Stations of the Crass

CrassStations of the Crass Crass Records 521984 (1979)


People tend to say things like this about Crass: “I have no problem with mixing music and politics and I like the lyrics, but when the music is shitty, why bother??”  Usually this is more of a political statement that it appears.  If there is to be a real (anarchist) revolution, then the music and other cultural forms of the old regime must change too.  The sorts of music that rely on “great individual” tropes and reinforce hierarchies of power would all need to go.  Does anyone accuse Céline Dion or her ilk of being unmusical?  Symbolically, though, her music is all about the “great singer” and therefore inexorably bound to an undemocratic way of life.  So, really, these statements amount to saying that Crass’ politics are fine as far as they are consistent with political liberalism, but their music makes an unforgivable step beyond liberalism and therefore must be condemned.  Noam Chomsky, probably the most well-known public intellectual with anarchist beliefs, has made this point repeatedly, that liberals draw a line in the sand that they say cannot be crossed (to the left).  Well, Crass had no intention of ever recognizing such lines in the sand.  They weren’t going to get mired in an endless liberal discussion that guards the safety of the status quo by limiting action to the confines of polite debate.

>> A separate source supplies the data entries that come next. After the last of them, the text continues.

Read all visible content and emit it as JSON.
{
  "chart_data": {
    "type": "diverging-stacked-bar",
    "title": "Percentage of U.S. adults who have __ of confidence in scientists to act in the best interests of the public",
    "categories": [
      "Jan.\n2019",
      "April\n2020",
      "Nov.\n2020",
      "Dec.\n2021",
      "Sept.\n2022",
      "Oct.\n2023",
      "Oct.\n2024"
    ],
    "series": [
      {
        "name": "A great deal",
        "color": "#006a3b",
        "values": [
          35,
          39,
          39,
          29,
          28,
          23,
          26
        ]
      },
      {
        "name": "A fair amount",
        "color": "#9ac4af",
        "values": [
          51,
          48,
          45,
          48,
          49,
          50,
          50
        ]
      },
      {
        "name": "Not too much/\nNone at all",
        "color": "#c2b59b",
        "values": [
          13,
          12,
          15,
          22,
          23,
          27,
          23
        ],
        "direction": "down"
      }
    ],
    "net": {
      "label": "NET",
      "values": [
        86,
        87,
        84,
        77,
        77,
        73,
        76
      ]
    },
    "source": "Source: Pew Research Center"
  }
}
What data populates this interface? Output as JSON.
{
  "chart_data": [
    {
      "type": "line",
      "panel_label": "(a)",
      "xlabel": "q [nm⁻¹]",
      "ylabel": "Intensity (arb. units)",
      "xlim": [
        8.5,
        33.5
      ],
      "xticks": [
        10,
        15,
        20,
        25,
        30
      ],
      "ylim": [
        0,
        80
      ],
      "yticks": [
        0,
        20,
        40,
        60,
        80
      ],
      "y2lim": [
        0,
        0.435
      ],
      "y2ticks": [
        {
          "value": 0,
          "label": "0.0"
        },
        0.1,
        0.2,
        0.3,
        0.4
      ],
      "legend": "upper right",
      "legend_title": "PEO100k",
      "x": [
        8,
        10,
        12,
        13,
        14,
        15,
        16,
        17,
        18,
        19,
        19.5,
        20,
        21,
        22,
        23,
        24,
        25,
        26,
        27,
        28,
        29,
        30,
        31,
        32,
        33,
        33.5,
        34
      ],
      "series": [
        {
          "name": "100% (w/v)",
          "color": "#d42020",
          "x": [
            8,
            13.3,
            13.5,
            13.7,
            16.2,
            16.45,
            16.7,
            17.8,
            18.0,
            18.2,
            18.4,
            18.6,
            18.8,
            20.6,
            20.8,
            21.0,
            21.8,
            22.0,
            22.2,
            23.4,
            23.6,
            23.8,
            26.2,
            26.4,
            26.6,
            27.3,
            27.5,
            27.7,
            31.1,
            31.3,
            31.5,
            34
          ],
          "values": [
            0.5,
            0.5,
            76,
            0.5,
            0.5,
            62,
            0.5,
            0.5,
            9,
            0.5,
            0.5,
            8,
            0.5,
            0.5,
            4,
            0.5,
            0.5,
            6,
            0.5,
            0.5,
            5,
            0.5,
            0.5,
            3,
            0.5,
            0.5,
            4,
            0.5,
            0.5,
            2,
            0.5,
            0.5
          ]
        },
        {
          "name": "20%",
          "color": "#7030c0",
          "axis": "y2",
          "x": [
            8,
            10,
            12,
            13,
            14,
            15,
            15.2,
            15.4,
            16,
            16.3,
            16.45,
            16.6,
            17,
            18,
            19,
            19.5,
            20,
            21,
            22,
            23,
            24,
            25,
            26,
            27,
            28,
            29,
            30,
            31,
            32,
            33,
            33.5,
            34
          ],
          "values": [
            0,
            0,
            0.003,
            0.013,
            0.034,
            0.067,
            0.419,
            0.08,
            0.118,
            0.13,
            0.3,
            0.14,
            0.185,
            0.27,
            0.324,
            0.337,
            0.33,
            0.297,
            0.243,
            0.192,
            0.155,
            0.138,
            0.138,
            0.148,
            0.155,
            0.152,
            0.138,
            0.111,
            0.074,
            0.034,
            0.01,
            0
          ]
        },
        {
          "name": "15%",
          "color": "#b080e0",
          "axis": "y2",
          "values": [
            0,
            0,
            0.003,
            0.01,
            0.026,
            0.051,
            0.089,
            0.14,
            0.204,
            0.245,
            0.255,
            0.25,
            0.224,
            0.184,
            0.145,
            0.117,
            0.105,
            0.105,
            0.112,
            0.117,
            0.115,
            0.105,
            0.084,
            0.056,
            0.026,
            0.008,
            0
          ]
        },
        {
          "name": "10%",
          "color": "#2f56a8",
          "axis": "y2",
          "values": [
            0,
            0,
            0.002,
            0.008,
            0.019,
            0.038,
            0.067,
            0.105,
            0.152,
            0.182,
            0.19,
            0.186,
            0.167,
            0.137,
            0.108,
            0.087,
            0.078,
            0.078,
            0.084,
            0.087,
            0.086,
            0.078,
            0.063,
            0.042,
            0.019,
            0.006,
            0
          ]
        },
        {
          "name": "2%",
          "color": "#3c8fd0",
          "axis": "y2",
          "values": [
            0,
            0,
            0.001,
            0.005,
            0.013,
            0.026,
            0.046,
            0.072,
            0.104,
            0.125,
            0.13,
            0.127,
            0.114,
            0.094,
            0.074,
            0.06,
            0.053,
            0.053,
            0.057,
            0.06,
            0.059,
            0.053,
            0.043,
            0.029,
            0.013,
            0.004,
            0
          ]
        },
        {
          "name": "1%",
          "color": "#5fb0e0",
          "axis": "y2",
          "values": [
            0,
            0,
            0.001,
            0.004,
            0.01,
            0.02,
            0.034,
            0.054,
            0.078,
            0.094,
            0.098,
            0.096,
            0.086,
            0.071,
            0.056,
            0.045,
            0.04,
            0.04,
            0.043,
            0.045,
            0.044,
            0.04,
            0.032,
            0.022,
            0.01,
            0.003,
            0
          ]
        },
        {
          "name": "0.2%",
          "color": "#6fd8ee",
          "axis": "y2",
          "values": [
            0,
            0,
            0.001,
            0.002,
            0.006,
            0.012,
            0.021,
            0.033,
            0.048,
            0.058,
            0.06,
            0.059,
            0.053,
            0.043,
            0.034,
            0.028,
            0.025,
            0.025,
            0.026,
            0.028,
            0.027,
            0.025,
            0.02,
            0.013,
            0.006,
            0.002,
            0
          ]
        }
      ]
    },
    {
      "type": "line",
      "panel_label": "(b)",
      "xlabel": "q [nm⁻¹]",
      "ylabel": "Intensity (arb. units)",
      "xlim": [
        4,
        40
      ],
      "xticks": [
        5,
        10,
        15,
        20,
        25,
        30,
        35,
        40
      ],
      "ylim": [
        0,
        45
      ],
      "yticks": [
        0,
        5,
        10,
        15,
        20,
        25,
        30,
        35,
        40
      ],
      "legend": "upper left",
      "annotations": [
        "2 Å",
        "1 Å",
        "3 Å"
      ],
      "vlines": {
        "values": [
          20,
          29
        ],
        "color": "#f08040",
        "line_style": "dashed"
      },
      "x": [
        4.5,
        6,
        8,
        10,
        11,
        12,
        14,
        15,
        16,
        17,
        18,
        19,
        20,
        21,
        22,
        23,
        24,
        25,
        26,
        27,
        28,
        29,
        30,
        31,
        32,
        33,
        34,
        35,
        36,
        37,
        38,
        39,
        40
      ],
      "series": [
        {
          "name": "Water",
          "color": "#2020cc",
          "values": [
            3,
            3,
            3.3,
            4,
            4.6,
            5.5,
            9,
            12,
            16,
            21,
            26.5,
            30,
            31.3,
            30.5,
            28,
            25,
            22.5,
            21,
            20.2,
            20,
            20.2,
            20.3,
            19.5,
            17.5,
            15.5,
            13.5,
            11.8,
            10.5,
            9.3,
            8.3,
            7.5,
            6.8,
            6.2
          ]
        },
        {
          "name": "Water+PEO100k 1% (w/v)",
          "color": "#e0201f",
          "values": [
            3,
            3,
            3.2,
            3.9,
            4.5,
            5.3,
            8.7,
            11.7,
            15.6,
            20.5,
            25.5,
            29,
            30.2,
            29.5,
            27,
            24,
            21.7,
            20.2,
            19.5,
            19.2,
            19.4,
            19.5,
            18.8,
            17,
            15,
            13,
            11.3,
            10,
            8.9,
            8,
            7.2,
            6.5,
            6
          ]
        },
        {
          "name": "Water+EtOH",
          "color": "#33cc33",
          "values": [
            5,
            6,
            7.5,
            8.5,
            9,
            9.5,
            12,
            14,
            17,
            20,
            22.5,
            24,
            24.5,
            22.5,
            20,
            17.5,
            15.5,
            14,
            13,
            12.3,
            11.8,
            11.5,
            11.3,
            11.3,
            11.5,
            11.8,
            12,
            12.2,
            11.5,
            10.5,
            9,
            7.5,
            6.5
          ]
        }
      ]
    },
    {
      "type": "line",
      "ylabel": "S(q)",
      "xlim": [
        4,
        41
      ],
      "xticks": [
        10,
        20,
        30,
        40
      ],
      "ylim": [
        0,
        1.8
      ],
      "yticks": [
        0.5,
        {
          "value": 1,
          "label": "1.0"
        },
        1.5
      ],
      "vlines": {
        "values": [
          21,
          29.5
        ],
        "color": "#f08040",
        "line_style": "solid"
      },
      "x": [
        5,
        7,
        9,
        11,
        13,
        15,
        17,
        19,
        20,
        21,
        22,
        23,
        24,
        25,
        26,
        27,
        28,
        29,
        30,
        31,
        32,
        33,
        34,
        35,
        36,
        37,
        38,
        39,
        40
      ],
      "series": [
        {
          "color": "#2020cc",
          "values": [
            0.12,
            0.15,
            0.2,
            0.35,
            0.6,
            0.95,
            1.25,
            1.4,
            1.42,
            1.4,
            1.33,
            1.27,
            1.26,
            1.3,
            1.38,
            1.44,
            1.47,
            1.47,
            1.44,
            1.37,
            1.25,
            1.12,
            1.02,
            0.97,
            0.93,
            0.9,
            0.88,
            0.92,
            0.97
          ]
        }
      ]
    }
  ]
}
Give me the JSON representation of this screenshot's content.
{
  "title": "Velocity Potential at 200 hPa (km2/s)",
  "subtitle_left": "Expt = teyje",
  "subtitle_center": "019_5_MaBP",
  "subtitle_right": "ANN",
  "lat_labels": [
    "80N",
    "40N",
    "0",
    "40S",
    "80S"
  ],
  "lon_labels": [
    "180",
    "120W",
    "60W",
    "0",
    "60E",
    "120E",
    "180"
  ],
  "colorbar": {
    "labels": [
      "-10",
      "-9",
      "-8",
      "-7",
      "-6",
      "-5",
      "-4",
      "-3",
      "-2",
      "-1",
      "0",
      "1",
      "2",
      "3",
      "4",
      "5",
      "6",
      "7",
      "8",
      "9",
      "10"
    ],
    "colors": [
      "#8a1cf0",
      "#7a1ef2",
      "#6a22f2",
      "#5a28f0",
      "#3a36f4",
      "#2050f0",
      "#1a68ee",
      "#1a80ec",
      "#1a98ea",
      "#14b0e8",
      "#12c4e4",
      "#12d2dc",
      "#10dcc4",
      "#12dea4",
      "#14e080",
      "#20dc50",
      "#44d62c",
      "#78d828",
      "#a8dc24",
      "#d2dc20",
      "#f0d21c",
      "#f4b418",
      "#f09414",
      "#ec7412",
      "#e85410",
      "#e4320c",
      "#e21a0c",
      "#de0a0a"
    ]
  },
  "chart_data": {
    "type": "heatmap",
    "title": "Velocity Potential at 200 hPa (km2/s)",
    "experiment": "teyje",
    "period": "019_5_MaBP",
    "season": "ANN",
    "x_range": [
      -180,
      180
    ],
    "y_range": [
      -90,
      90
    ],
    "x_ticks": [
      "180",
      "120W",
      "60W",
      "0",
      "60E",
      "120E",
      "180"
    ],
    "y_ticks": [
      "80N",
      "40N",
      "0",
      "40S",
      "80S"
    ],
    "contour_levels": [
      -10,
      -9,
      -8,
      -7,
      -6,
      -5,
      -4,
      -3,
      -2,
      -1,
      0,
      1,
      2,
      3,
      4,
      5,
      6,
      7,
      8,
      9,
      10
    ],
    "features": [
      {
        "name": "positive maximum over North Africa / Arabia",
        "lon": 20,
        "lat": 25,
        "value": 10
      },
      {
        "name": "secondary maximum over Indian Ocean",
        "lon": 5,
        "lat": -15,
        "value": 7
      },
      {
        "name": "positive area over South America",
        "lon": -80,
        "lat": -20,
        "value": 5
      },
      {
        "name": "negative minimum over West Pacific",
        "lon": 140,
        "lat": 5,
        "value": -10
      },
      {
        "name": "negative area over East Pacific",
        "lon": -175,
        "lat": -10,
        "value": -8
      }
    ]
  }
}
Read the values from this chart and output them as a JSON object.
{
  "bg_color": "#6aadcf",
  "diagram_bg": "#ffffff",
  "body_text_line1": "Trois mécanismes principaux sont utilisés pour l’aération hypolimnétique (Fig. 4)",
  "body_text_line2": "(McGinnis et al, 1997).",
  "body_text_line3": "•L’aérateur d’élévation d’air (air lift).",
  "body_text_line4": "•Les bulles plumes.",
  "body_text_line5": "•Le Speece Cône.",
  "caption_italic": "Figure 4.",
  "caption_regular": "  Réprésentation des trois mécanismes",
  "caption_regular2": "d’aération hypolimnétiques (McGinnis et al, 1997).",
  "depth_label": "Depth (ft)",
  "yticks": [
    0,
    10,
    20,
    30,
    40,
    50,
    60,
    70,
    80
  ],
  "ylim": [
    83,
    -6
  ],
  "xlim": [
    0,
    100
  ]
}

Drummer Penny Rimbaud wrote an essay/memoir entitled The Last of the Hippies: An Hysterical Romance.  While factions of the punk movement saw themselves as opposed to the hippes/yippies of the 1960s, others — like Crass — saw themselves as an extension of that earlier counter-cultural movement.  Yet, a common criticism during their heyday, as noted in the The Story of Crass, was that they advocated a middle-class sort of revolution.  Some critics saw a proletarian revolutionary stance as needing to be more communist than anarchist.

Regardless of what politics and ideologies listeners bring to Crass’ music, the important point is that Crass’ music was inexorably tied to their own politics.  It becomes rather difficult to separate out the politics from the musical forms.  What is intriguing about one should be intriguing about the other.  The flaws of one are the flaws of the other, too.  The criticisms from the communists hold some weight, though at the same time Crass’ music/politics hold some promise of ridiculing power in a manner that is difficult to corrupt — just try to pigeonhole Crass as “sellouts”!

The follow-up album Penis Envy was more conventionally musical, and indeed a better album as such.  Stations of the Crass has a more in-your-face sound.  The guitars are louder and noisier, and a more prominent part of the music here.  The songs rely on mockery and puns (“Chairman of the Bored”).  Right from the opener, “Mother Earth,” Crass make clear that noise, the unwanted sound from the standpoint of established society, would be part of what they relied upon and celebrated.  The twin guitars deftly grind away.  This might not quite have the raw force of American sludge rock that would emerge shortly, but it shares some characteristics.